Crítica: High Flying Bird
Eu adoro torcer pra quem tá perdendo Adoro aquele gostinho de “Damn the Man”. Adoro os versos finais de Killing in the Name de Rage Agains the Machine (e boa parte dos outros versos das outras músicas deles). Seria estranho se não gostasse de filme de underdog. De “Guerra nas Estrelas” e “Goonies” até “O Povo Contra Larry Flynt” e “Rocky”, ver o little man, o perdedor, o fudido, mandar uma dedada pro status quo é de um prazer inigualável. Quando um filme faz isso com inteligência – mostrando que não importa o quão poderosos sejam os poderosos, a criatividade sempre vai vencer a grana (apesar de a realidade ser quase sempre diferente da ficção) – o filme me ganha logo de cara.
Steven Soderbergh, que dirige High Flying Bird, lançamento do dia da Netflix, parece gostar do tema tanto quanto eu. Nome por trás dos sucessos “Onze Homens e um Segredo” (e doze e treze, e oito mulheres), “Erin Brockovich: Uma Mulher de Talento” e “Logan Lucky: Roubo em Família”, Soderbergh deve ter ficado tão deprimido quanto eu ao assistir à primeira projeção de “Traffic” (o único filme que me fez levantar e deixar a sala de cinema antes do fim) e prometer-se no futuro esforçar-se mais para não contar histórias com uma mensagem tão desesperançosa.
High Flying Bird conta a história de Ray Burke (André Holland, agradabilíssimo de se assistir), um agente da NBA que, durante uma longa disputa entre o sindicato dos jogadores e os donos dos times/emissoras de televisão que paralisa todo o mundo do basquete, resolve arregaçar as mangas e ajudar a carreira de um cliente, um jovem e talentoso jogador recém-contratado pela liga e, de lambuja, salvar seu esporte favorito da ganância corporativa. Munido de criatividade e cojones, Ray articula um plano não apenas para mostrar novamente o que é que importa no esporte, mas para esfregar na cara do seu chefe que “Homens Brancos Não Sabem Enterrar”. Com a mesma habilidade de construir reviravoltas mirabolantes vista em seus sucessos anteriores, Soderbergh narra uma história divertida e leve, com aquele final ahá! que se espera em seus filmes mais comerciais. Há uma boa quantidade de referências não apenas à NBA (como depoimentos de jogadores renomados sobre suas experiências como novatos na liga profissional) mas também à cultura pop e aos movimentos negros.
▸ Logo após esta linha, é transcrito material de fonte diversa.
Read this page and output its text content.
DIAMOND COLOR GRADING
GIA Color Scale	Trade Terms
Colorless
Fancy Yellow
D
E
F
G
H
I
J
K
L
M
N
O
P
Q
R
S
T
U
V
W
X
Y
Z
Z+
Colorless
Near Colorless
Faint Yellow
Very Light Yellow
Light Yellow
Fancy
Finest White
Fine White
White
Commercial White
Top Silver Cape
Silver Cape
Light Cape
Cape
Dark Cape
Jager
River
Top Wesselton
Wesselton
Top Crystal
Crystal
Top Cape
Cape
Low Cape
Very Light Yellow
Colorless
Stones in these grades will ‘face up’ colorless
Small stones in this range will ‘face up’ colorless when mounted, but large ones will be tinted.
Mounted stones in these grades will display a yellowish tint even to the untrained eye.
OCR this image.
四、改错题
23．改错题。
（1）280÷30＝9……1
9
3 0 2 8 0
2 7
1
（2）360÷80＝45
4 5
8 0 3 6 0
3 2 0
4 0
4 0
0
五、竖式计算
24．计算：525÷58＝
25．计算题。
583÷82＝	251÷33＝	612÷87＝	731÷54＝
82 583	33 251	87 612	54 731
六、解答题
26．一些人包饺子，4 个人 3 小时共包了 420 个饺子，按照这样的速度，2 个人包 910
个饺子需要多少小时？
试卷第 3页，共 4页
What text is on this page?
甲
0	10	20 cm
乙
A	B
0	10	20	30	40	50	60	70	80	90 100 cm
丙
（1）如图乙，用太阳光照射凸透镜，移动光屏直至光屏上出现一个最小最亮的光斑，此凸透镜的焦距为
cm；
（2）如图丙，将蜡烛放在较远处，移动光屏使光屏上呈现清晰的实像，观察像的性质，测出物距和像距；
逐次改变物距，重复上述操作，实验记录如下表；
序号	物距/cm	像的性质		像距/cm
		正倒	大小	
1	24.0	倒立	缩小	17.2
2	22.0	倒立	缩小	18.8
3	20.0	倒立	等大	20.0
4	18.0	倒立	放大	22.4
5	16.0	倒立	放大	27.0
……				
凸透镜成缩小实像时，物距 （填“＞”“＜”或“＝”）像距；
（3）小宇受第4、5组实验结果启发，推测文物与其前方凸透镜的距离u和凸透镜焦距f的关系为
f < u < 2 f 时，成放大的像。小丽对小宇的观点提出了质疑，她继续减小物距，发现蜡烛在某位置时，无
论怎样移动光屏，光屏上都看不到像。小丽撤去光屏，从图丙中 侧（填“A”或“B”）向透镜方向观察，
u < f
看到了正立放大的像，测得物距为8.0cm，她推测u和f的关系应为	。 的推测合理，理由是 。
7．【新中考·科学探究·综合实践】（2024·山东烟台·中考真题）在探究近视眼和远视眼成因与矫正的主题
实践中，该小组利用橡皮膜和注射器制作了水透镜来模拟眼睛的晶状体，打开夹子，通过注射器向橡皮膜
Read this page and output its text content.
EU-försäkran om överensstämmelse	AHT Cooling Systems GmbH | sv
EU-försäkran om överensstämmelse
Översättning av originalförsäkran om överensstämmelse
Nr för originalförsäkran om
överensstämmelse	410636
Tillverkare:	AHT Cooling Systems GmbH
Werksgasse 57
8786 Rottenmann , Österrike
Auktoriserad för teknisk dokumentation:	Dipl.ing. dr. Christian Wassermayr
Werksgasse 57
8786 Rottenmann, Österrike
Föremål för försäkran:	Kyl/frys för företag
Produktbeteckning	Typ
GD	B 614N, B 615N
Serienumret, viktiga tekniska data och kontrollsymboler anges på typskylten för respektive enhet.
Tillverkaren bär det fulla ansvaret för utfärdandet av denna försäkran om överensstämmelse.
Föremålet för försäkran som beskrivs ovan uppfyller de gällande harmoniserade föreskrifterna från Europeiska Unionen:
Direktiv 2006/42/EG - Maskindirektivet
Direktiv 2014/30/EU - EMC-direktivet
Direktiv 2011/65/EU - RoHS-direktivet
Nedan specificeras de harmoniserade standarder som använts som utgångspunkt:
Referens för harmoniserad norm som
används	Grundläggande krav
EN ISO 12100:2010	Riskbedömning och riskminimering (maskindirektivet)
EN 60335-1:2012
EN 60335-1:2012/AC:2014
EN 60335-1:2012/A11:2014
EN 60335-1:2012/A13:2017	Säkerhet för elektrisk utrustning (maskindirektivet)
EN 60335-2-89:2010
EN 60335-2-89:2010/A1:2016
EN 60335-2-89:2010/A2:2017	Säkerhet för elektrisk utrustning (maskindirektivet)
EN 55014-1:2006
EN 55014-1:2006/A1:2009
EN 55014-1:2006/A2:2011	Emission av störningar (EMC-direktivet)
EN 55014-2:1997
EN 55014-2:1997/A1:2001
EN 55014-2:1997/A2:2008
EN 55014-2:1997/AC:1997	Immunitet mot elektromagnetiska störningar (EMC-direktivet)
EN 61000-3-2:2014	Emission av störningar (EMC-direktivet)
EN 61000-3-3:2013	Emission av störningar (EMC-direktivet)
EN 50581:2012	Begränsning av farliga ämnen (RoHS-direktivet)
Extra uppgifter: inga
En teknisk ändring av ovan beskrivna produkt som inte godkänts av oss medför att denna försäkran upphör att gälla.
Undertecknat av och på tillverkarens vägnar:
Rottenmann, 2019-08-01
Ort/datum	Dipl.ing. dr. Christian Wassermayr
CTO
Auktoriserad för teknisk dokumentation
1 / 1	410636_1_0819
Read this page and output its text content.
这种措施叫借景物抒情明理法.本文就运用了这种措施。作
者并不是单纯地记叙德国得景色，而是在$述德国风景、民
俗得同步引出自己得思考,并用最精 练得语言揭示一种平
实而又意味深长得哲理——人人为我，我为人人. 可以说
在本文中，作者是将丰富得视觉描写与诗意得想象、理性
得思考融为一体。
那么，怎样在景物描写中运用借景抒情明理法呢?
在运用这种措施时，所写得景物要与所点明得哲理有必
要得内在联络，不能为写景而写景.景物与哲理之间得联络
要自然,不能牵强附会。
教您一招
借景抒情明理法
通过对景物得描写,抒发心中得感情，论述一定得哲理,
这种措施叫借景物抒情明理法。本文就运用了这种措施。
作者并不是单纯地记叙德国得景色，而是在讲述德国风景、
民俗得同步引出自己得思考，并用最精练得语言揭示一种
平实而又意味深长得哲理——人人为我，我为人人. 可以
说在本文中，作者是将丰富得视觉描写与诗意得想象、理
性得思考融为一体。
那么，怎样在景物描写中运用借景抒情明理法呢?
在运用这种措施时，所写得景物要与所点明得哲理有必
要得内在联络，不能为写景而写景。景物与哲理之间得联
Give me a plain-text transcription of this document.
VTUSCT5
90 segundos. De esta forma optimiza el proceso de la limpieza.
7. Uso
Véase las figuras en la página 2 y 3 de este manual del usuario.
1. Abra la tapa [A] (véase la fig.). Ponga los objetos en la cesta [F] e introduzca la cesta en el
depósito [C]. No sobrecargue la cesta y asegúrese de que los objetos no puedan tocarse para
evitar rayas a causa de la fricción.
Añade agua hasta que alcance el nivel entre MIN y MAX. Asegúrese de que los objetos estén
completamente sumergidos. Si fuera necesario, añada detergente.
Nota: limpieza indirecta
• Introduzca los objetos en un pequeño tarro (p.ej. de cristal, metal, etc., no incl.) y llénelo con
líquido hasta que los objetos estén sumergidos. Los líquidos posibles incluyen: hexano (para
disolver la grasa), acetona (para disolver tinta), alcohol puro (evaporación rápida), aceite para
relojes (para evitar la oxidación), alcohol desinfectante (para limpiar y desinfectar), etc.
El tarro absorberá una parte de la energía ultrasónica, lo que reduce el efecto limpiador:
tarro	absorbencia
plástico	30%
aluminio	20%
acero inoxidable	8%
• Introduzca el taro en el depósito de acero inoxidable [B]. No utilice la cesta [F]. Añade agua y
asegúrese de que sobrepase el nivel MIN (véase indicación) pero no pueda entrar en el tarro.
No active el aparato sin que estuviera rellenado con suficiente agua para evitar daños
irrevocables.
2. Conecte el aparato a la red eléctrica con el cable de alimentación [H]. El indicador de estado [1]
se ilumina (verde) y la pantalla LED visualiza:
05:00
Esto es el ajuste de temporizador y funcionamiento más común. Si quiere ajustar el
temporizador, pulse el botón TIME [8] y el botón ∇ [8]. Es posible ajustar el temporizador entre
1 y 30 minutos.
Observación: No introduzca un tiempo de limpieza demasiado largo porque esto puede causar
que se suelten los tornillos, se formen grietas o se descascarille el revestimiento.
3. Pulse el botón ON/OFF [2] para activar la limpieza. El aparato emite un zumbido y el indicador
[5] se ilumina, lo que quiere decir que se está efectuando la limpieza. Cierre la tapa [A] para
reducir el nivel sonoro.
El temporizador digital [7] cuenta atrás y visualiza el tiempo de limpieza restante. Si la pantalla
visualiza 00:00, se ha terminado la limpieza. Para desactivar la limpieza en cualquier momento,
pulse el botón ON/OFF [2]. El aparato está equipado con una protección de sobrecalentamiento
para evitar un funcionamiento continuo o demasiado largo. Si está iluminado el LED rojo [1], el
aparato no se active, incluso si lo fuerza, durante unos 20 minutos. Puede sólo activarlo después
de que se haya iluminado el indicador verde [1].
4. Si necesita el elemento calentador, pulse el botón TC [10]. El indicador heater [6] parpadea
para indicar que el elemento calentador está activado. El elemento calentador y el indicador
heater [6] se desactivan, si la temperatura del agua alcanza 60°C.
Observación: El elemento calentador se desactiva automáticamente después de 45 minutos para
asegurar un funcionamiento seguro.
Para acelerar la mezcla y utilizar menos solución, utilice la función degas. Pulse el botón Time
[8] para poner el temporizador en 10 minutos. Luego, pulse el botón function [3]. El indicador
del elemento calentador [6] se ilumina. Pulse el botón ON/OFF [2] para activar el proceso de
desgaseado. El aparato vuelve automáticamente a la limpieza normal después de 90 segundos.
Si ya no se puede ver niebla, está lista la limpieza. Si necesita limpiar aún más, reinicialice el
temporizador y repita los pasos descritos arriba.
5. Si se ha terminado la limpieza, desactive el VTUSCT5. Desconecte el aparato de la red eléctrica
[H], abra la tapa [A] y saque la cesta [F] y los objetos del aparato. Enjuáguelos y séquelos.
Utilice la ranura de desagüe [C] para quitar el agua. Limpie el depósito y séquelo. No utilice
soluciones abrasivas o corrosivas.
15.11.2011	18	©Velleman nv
O nome do filme, oriundo de uma canção folk dos anos 60 cuja letra fala de um pássaro que voa livre no céu enquanto estamos enraizados como árvores aqui embaixo, traz uma forte ligação com a escravidão (a figura do treinador Spence e seu mantra “I love the Lord and all His Black People” está lá para nos lembrar que a luta é diária e constante). Aqui os jogadores, homens negros em sua maioria, seguem como peões acorrentados a cláusulas contratuais, e, apesar do grande sucesso profissional, estão sempre sob o jugo da liga profissional, na figura de David Seton (Kyle MacLachlan), o homem branco que controla as regras do jogo dentro e fora das quadras. High Flying Bird também me remete à expressão “flipping the bird” ou “mandando uma dedada” como um discreto “Damn the Man” oculto no título.
O filme tem várias vitórias ao mostrar, ainda que discretamente, alguns meandros do esporte, como a hegemonia dos homens e a figura de mulheres fortes lutando para mostrarem seu valor, ou as dificuldades encontradas por jogadores gays. Talvez esses temas pudessem ter sido mais bem elaborados, mas acredito que, dentro da limitação de tempo de sua cerca de uma hora e meia, o filme tenha conseguido dizer bastante coisa. Tempo – ou a ausência dele – foi o único problema que percebi na película. Faltaram-me alguns minutos a mais de filme. Talvez um pouco mais daquele “mojo” mirabolante e rocambolesco que fez de “Onze Homens e um Segredo” um filme tão interessante. Eu gostaria de ver um pouco mais dos planos de Ray e de sua gloriosa dedada aos chefões da NBA ao mostrar que, não importa quanto poder uma liga possa ter, as pessoas estão mesmo interessadas é em assistir a um bom jogo de bola.